Faster way to convert a vector of vectors to a single contiguous vector with opposite storage order

First of all, I cringe whenever something is qualified as "obviously". That word is often used to cover up a shortcoming in one's deductions.

But obviously a similar approach is very slow for row-wise conversion, because of all of the cache misses.

I'm not sure which is supposed to be obvious: that the row-wise conversion would be slow, or that it's slow because of cache misses. In either case, I find it not obvious. After all, there are two caching considerations here, aren't there? One for reading and one for writing? Let's look at the code from the reading perspective:

row_major_naive

for (size_t i = 0; i < n_col; ++i)
    for (size_t j = 0; j < n_row; ++j)
        out_vec[j * n_col + i] = vec[i][j];

Successive reads from vec are reads of contiguous memory: vec[i][0] followed by vec[i][1], etc. Very good for caching. So... cache misses? Slow? :) Maybe not so obvious.

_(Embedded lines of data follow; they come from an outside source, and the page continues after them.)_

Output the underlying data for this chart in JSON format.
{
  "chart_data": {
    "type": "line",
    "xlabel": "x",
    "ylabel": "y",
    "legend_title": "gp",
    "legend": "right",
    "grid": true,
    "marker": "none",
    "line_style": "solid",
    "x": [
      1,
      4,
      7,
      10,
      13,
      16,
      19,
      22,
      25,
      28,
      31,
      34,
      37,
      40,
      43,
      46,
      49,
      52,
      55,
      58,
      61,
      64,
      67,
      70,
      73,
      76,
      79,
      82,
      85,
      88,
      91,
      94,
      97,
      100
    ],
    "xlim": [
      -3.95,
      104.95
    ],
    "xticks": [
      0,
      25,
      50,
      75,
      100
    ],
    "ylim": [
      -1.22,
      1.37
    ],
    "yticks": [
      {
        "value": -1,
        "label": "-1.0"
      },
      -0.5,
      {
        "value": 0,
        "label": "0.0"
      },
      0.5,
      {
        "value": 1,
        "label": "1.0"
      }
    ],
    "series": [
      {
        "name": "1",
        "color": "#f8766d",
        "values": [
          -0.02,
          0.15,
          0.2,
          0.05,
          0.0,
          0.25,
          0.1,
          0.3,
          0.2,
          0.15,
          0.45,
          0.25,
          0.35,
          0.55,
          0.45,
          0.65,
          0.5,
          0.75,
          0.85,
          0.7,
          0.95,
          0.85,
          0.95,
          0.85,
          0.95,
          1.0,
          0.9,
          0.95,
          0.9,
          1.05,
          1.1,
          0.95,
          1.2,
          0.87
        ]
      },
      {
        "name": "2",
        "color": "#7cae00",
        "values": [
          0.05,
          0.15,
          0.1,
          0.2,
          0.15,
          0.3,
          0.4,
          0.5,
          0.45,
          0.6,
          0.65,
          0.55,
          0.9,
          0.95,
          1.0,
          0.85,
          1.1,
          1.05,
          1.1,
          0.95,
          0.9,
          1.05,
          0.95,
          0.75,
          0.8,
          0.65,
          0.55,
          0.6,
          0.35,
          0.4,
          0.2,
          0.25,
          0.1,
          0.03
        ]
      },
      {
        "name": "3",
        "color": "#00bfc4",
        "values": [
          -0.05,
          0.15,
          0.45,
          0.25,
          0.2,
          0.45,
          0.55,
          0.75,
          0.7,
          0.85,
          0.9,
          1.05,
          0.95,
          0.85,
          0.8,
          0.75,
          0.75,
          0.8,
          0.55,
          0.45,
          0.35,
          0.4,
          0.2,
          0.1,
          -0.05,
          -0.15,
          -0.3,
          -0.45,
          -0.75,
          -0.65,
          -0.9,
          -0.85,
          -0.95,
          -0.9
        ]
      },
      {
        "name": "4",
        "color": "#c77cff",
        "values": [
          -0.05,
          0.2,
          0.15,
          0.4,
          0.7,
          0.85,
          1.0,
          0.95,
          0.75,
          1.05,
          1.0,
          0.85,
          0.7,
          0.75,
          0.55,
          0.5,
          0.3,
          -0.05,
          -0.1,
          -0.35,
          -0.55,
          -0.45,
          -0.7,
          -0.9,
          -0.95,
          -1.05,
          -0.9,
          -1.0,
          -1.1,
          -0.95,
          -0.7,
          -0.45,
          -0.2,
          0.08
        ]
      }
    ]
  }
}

Still, there is something to be gleaned from this. The claim is only wrong by claiming "obviously". There are non-locality issues, but they occur on the writing end. (Successive writes are offset by the space for 50 double values.) And empirical testing confirms the slowness. So maybe a solution is to flip on what is considered "obvious"?

row major flipped

for (size_t j = 0; j < n_row; ++j)
    for (size_t i = 0; i < n_col; ++i)
        out_vec[j * n_col + i] = vec[i][j];

All I did here was reverse the loops. Literally swap the order of those two lines of code then adjust the indentation. Now successive reads are potentially all over the place, as they read from different vectors. However, successive writes are now to contiguous blocks of memory. In one sense, we are in the same situation as before. But just like before, one should measure performance before assuming "fast" or "slow".

NaiveColumnMajor: 3.4 seconds
NaiveRowMajor: 7.7 seconds
FlippedRowMajor: 4.2 seconds
BlockingRowMajor: 4.4 seconds
BlockingColumnMajor: 3.9 seconds

Still slower than the naive column major conversion. However, this approach is not only faster than naive row major, but it's also faster than blocking row major. At least on my computer (using gcc -O3 and obviously :P iterating thousands of times). Mileage may vary. I don't know what the fancy profiling tools would say. The point is that sometimes simpler is better.

For funsies I did a test where the dimensions are swapped (changing from 50 vectors of 4000 elements to 4000 vectors of 50 elements). All methods got hurt this way, but "NaiveRowMajor" took the biggest hit. Worth noting is that "flipped row major" fell behind the blocking version. So, as one might expect, the best tool for the job depends on what exactly the job is.

NaiveColumnMajor: 3.7 seconds
NaiveRowMajor: 16 seconds
FlippedRowMajor: 5.6 seconds
BlockingRowMajor: 4.9 seconds
BlockingColumnMajor: 4.5 seconds

(By the way, I also tried the flipping trick on the blocking version. The change was small -- around 0.2 -- and opposite of flipping the naive version. That is, "flipped blocking" was slower than "blocking" for the question's 50-of-4000 vectors, but faster for my 4000-of-50 variant. Fine tuning might improve the results.)


Update: I did a little more testing with the flipping trick on the blocking version. This version has four loops, so "flipping" is not as straight-forward as when there are only two loops. It looks like swapping the order of the outer two loops is bad for performance, while swapping the inner two loops is good. (Initially, I had done both and gotten mixed results.) When I swapped just the inner loops, I measured 3.8 seconds (and 4.1 seconds in the 4000-of-50 scenario), making this the best row-major option in my tests.

row major hybrid

for (size_t l = 0; l < n_col; l += block_side)
    for (size_t i = 0; i < n_row; ++i)
        for (size_t j = l; j < l + block_side && j < n_col; ++j)
            out_vec[i * n_col + j] = vec[j][i];

(After swapping the inner loops, I merged the middle loops.)

As for the theory behind this, I would guess that this amounts to trying to write one cache block at a time. Once a block is written, try to re-use vectors (the vec[j]) before they get ejected from the cache. After you exhaust those source vectors, move on to a new group of source vectors, again writing full blocks at a time.